Selama kultur, sel-sel di kedua jaringan FN-sutra dan spheroid bebas perancah mengalami pemadatan karena peningkatan kontak sel-ke-sel, yang berkorelasi dengan peningkatan fungsionalitas seperti yang dilaporkan sebelumnya (Oliva-Vilarnau et al. 2020 ). Fungsionalitas spesifik hepatosit dinilai dengan mengukur sekresi albumin, yang tetap stabil untuk sel-sel di kedua jaringan FN-sutra dan spheroid bebas perancah selama periode kultur 7 hari (Gambar 5b ). Sebaliknya, hepatosit yang dikultur dalam satu lapis 2D dengan cepat mengalami de-diferensiasi, sebagaimana dibuktikan oleh penurunan tajam dalam sekresi albumin setelah 24 jam kultur.
Kami selanjutnya mengevaluasi tingkat ekspresi mRNA dari penanda fungsional utama, termasuk faktor hati yang disekresikan ( ALB ), enzim metabolisme obat (CYP3A4), dan gen glutamin sintetase peka oksigen (GLUL) (Halpern et al. 2017 ; Tonon et al. 2019 ). PHH dalam jaringan FN-sutra menunjukkan pola ekspresi yang sama dengan spheroid bebas perancah untuk ALB dan CYP3A4 selama kultur 7 hari (Gambar 5c ). Namun, ekspresi GLUL secara signifikan lebih rendah untuk PHH dalam jaringan FN-sutra sejak Hari ke-3, saat jaringan stabil dan gelembung udara dari busa hilang. Yang penting, ekspresi GLUL diekspresikan secara tinggi hanya pada hepatosit perisentral (Ben-Moshe dan Itzkovitz 2019 ), yang menunjukkan bahwa sel-sel dalam spheroid bebas perancah mengalami tekanan oksigen parsial (pO₂) yang lebih rendah dibandingkan dengan sel-sel dalam jaringan FN-silk, yang mempertahankan pasokan nutrisi yang cukup meskipun ukurannya jauh lebih besar. Hal ini mengejutkan, karena spheroid hati yang terdiri dari lebih dari 10.000 sel biasanya menunjukkan penurunan cepat dalam kesehatan sel dan pembentukan inti nekrotik, kemungkinan karena terbatasnya pasokan oksigen dan nutrisi. Akibatnya, hasil ini menunjukkan bahwa jaringan FN-silk mendukung pembentukan struktur 3D yang lebih besar di mana PHH tetap teroksigenasi dengan baik selama 7 hari, kemungkinan karena strukturnya yang mudah diakses, longgar, dan mengambang. Sistem ini mempertahankan fenotipe seluler asli pada tingkat yang lebih tinggi dibandingkan dengan kultur monolayer konvensional, dan sel-sel primer yang dikultur mempertahankan fungsionalitas fisiologisnya mirip dengan kondisi In Vivo. Selain itu, dengan memberikan peluang untuk mengarahkan fenotipe hepatosit ke arah identitas perisentral, jaringan FN-sutra mungkin berguna untuk menilai distribusi fungsi hepatosit di berbagai zona (Wesseler et al. 2023 ).
3 Kesimpulan
Di sini kami menunjukkan viabilitas sel, proliferasi, dan diferensiasi yang tinggi dari berbagai jenis sel dalam kultur 3D yang mengambang bebas yang didukung oleh jaringan FN-silk. Secara khusus, jaringan ini terbukti mendukung diferensiasi sel induk manusia dalam 3D dan terbukti cocok untuk kultur jangka panjang hepatosit manusia primer dengan fenotipe dan fungsi molekuler yang matang.

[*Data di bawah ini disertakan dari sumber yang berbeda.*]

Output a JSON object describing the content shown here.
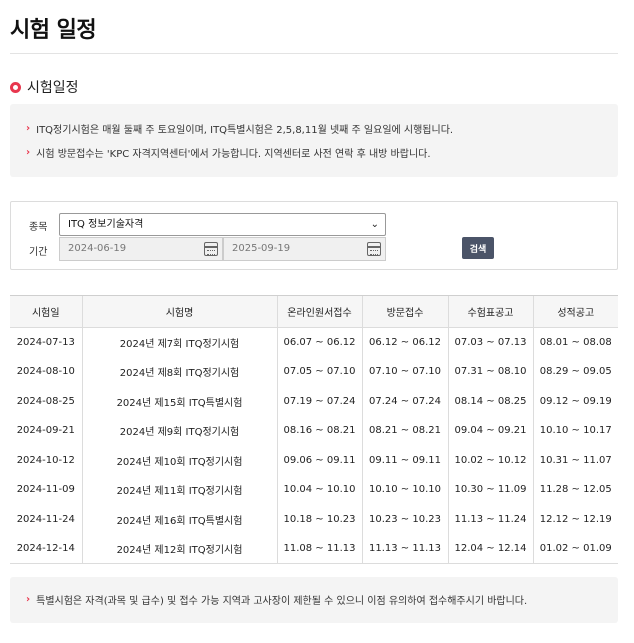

Dibandingkan dengan spheroid bebas perancah, prosedur untuk membuat jaringan FN-silk dengan sel terintegrasi memerlukan beberapa langkah tambahan (pipetting, inkubasi, penambahan media, dan pemindahan ke sumur baru), yang memerlukan sedikit waktu ekstra selama fase persiapan dan mungkin memerlukan beberapa pelatihan praktis untuk hasil yang dapat direproduksi. Namun, setelah terbentuk, kultur jaringan FN-silk stabil dan mudah ditangani selama penggantian media, dsb. Analisis lebih lanjut, seperti prosedur pewarnaan, penyisipan, dan sebagainya, dengan demikian jauh lebih mudah dibandingkan saat bekerja dengan spheroid bebas perancah. Di sini, kami menggunakan pelat 96 sumur untuk kultur 3D, yang disiapkan menggunakan multipipet 8 saluran. Protokol ini juga telah diadaptasi ke pelat 384 sumur, tetapi kultur 3D yang lebih kecil dari itu sulit disiapkan dengan jaringan FN-silk, karena prosedur ini memerlukan pembentukan gelembung udara. Agar kultur jaringan FN-silk mencapai titik pertemuan yang sesuai, rasio sel tertentu perlu disemai, bahkan untuk volume kultur yang lebih kecil. Namun, sel dalam jaringan FN-silk yang mengambang bebas memiliki akses yang baik ke media dan oksigen, yang menjamin kelangsungan hidup juga untuk kepadatan penyemaian yang lebih tinggi daripada yang biasanya digunakan untuk spheroid bebas perancah, yang terletak di dasar sumur.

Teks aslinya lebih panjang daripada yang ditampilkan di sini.